Document the incident.
- Write down all the information you can remember, including the date, time, and location of the incident. Identify the perpetrator and the victim and record the names of any other bystanders.
- Take note if there were cameras or other recordings of the occurrence. Record every detail, no matter how insignificant it may seem. If there is any hard evidence, such as emails, ensure you keep copies of these as proof of the event.
Report the incident.
- Inform your supervisor, HR department, or a superior who can assist with an eyewitness complaint. Some larger companies have an anonymous hotline so that you can safely and confidentially report the incident.
- Provide clear and concise information without adding in personal judgment or perceptions.
- If safety is a concern, you can request to remain anonymous.
Intervene if possible.
- Evaluate the situation, and if it is safe to intervene without causing harm to yourself or anyone else, then you can try to interrupt the interaction.
Offer the victim support.
- You can offer your support to the victim and encourage them to report the incident according to the company’s sexual harassment reporting system.
- You can also show support by helping them understand the State of California’s harassment laws, or introducing them to an employment lawyer to assist them.
- Always respect their privacy. Do not discuss details about the incident with other people without first discussing this with the victim and receiving their consent.

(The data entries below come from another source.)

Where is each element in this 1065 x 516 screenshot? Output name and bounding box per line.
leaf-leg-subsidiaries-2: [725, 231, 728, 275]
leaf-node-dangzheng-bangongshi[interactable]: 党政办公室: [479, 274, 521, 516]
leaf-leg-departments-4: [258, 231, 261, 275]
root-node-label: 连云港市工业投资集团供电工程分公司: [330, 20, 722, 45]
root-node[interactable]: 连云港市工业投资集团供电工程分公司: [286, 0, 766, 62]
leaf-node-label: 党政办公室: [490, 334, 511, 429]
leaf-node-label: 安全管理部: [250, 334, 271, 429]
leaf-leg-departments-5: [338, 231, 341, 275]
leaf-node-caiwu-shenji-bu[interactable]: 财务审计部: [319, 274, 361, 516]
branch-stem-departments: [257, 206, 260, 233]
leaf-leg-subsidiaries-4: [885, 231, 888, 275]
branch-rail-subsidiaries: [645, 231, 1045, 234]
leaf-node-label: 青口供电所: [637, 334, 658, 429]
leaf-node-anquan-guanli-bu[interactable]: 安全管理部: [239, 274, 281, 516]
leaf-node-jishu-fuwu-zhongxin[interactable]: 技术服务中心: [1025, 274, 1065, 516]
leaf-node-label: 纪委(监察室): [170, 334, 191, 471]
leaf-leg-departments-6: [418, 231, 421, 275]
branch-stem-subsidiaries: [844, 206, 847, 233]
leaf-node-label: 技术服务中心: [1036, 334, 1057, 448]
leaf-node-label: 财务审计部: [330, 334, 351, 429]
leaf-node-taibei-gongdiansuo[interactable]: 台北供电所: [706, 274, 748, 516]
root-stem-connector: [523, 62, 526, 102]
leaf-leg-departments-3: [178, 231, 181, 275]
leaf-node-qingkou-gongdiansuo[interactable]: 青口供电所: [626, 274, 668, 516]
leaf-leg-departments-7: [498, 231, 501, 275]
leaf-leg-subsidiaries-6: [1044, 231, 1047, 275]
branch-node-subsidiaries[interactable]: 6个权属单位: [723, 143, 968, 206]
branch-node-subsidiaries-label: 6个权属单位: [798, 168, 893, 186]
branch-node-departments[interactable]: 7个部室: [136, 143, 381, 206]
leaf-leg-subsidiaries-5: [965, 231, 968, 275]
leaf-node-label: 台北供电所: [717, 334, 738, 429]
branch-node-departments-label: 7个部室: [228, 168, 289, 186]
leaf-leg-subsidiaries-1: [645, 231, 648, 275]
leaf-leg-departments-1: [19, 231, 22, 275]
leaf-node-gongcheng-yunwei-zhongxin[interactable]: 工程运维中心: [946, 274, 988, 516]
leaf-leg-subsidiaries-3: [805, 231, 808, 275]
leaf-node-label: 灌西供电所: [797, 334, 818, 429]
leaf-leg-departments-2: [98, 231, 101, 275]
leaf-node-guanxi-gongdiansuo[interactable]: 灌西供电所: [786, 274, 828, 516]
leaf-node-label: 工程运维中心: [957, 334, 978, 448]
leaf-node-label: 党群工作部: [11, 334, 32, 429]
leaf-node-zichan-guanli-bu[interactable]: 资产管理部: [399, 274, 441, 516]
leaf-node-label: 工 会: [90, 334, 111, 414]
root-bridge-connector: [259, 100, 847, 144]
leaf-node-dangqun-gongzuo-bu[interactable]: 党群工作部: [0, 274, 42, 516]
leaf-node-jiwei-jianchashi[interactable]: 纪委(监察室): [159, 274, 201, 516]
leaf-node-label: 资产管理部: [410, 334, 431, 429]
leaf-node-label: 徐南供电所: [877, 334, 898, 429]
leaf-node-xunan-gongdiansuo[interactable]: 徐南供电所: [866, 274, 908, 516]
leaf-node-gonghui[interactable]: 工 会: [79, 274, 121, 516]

Tips for What to Do If You Experience Sexual Harassment in the Workplace
Experiencing sexual harassment in the workplace can be overwhelming, and it can be challenging to understand the best steps to take. It is essential to remember that you have rights and that both federal and California state laws regarding sexual harassment require your employer to respond appropriately to any harassment complaints promptly.Read Your Employer’s Sexual Harassment Policy
As required by law, your employer must have a sexual harassment policy that all employees can access. If you are unfamiliar with the steps to report a harassment incident in your workplace, your employer’s sexual harassment policy should include these steps.Record and Report the Incidents
After familiarizing yourself with your employer’s process for reporting a sexual harassment complaint, you should follow the steps as carefully as possible. This can include filling out a form, sending an email to HR, or a variety of other approaches. Whatever the process, you should keep a copy of your reports for yourself as well. Whenever sending a report by email, it’s best to request a delivery and read receipt to keep track of when the appropriate party has received your report. These may become necessary in a sexual harassment lawsuit in California. Details to include in your reports are:-
- Who was responsible for the harassment;
- The extent of the harassment;
- When the harassment occurred, and any subsequent times the harassment has continued;
- The names of any witnesses to the harassment;
- The names of anyone you told about the harassment;
- When you told these people about the harassment.